What if Picasso were 36 years old and working in a cubicle on January 13, 2011? And what if he had spent the last two years working on one specific presentation that he had to adjust repeatedly to suit someone else's mood? And what if after two years that someone else decided his work was done and he felt success and relief because that particular project was truly driving him up the wall? And what if that someone decided it was time for others to view the project? And what if those others decided to "improve" on what he had created? And what if they systematically started to destroy it? And what if Picasso's colleague that served as a great support in the past two years of the project walked into his cubicle that morning and said, "Dude! They're ripping this thing to shreds! Can you please explain to me why you have nothing to do with this right now?" And what if there was nothing Picasso could do?
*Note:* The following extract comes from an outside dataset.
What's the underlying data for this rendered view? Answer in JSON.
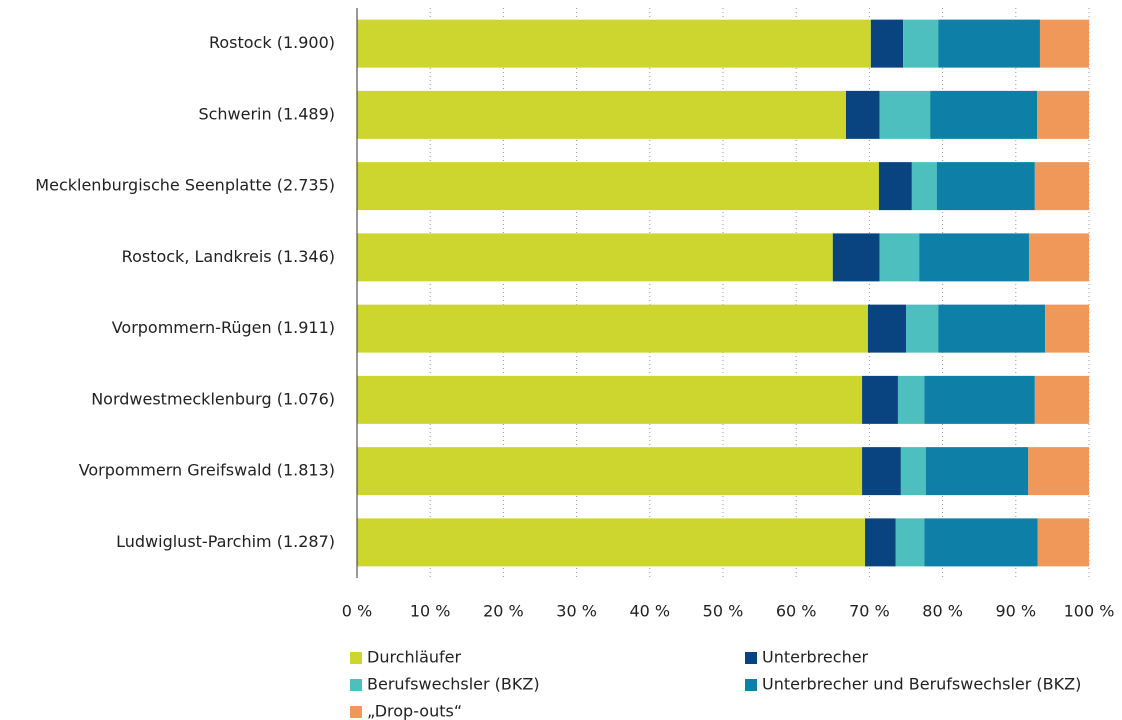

What would he do? How would he respond? Oh for the chance to find some wacky new agie and hold a seance and call him up from the other world and ask him, because I'd love to know.
Perhaps he would smile and say, "That project was about to make me vomit anyway." Perhaps he would do his best not to give a shit. Perhaps he would sit there and try to focus on the task at hand while fighting back the urge to drop stink bombs on everyone. And then perhaps he would stop and look up from his work and notice the solar powered plastic flower thingy that's bobbing back and forth beneath the florescent lights on his desk and he'd start thinking about how that's supposed to represent the power of the sun making things grow. And then he'd think about how it isn't the sun that's making that stupid thing bob around, but a man made light. And then he'd think about how it's not even a real flower,just some stupid man made piece of plastic thing with some man made internal workings that respond to the man made light. And then he'd sit there and think about his own body and how nice the sun would feel on it right about now but how, much like this plastic thing, he's bobbing around in the cubicle by the power of the florescent lights. And then he'd make some cynical remark to himself in his head and return to the task at hand.
And then perhaps he'd start listening to the voices around him. And perhaps they'd start driving him a little crazy because his ego is bruised and he's in no mood to listen to Mr. Toenail's personal phone calls from the cubicle next to him. And perhaps he realizes he's about to blow an unnecessary gasket and closes his eyes and counts to ten. And like magic he opens his eyes and realizes he hasn't touched his keyboard in ten minutes and the office communicator indicates that he's away when he's really sitting right there working, but before he can reach across the desk to the keyboard, the aquarium screen saver comes on and he's suddenly immersed in a sense of man made peace. He changes the cursor to the fish food bag and feeds his pretend fish and sits back and watches the air bubbles that make no sound and watches the computer generated fish ignore the computer generated fish food.
And then perhaps he realizes he should eat, so he pulls out his garden salad, chock full of spinach and fabulous veggies to feed his immune system in an attempt to combat all the pathogens that linger around this place. And perhaps as he eats his salad he reminds himself that average people take an hour for lunch instead of work through the chewing,
and so he puts up a DO NOT DISTURB sign and decides to pop the iPod into his ears to drown out the sound of the office and do his best to forget where he is right now. And then perhaps he feels a strange bit of relief as the music tickles his ears. Perhaps he starts feeling a sense of relief in the melodic creativity of others and he starts remembering, as he hears songs that most people don't know, what it really means to be creative -- it isn't the acceptance of the majority that makes it beautiful, it's the act of creating itself and the beauty it brings to the creator.
And perhaps he finishes his salad and realizes he still has forty minutes to kill before he must resume the task at hand. And perhaps he sits there staring at nothing while the music plays. And perhaps he starts thinking about that stupid project, and perhaps he starts feeling ripped apart in some stupid meaningless bruised egotistical way. And perhaps just as he realizes that, a random song that came from the iPod's "Genius Mix" strikes a nerve and he starts to write down the lyrics:
I want to forget how convention fits,
but can I get out from under it?
Can I cut it out of me?
Oh...
It can't all be wedding cake.
It can't all be boiled away.
I try but I can't let go of it.
...can't let go of it. No...
Cuz you don't talk to the water boy.
And there's so much you could learn but you don't want to know.
And perhaps then he laughs at the timing and contemplates getting out from under convention and "getting free from the middle man" and starts to feel the fire of creativity in that small space that confines him. Perhaps he starts thinking about all of the stupid objects in front of him and all of the emotions tied up behind them and he picks up the Sharpie on the edge of the desk and he draws a little something something in the last twenty minutes of his lunch. And perhaps he looks at his stupid drawing and smiles and says, "It isn't exactly art right now, but it's at least something I can take home and work on when no one else is looking." And perhaps he shakes the rest of the dirt off, because lunch is over and there is still a task at hand.
(song lyrics taken from Spoon, "The Underdog," from the Ga Ga Ga Ga Ga album.)